You're using organic soils; these contain mycorrhizae and other beneficial micro-organisms that work to provide the plant with nutrients and help regulate pH. You're going to kill all of that off if you use any tap water or pH Up.
 

Haight1985

Active Member
Ok so im going to try some lime but as far as hydrated lime is for gardening or is it the same lime used for making concrete please let me know so I can buy the right stuff.
 

Nullis

Moderator
I am not a concrete expert, but I would imagine that limestone for that purpose might not be as pure.

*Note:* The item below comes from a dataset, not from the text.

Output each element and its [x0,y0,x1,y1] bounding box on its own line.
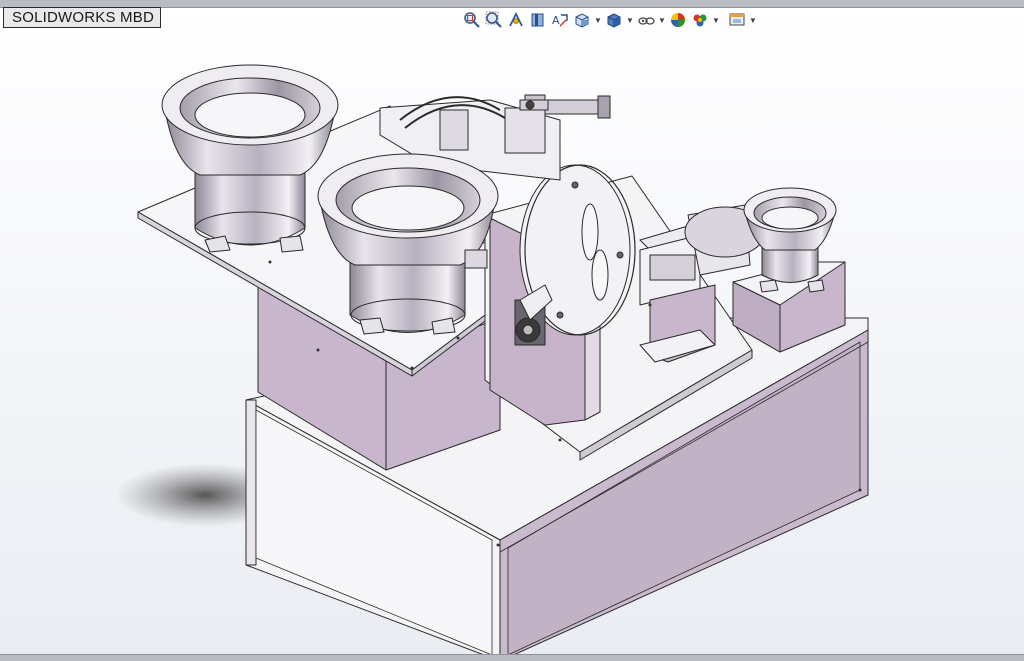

Garden lime is crushed oyster shell or limestone; containing primarily calcium carbonate (as do egg shells). Dolomite lime also contains magnesium. These are both slow acting/long lasting.
Hydrated lime is calcium hydroxide, faster acting and powerful. Liquid lime is finely ground, suspended particles of dolomite lime; also faster acting than dry garden or dolomite lime.
 

Haight1985

Active Member
So I bought some sunleaves soil sweetener it was the only one I could find that was a fine powder so I applied one teaspoon to my 1 gal pots and when I watered with ph of 6.5 the runoff is now at 6.3 so I will just wait and see what kind of visual results I can see in the plants and I will post new pics when problem is resulved.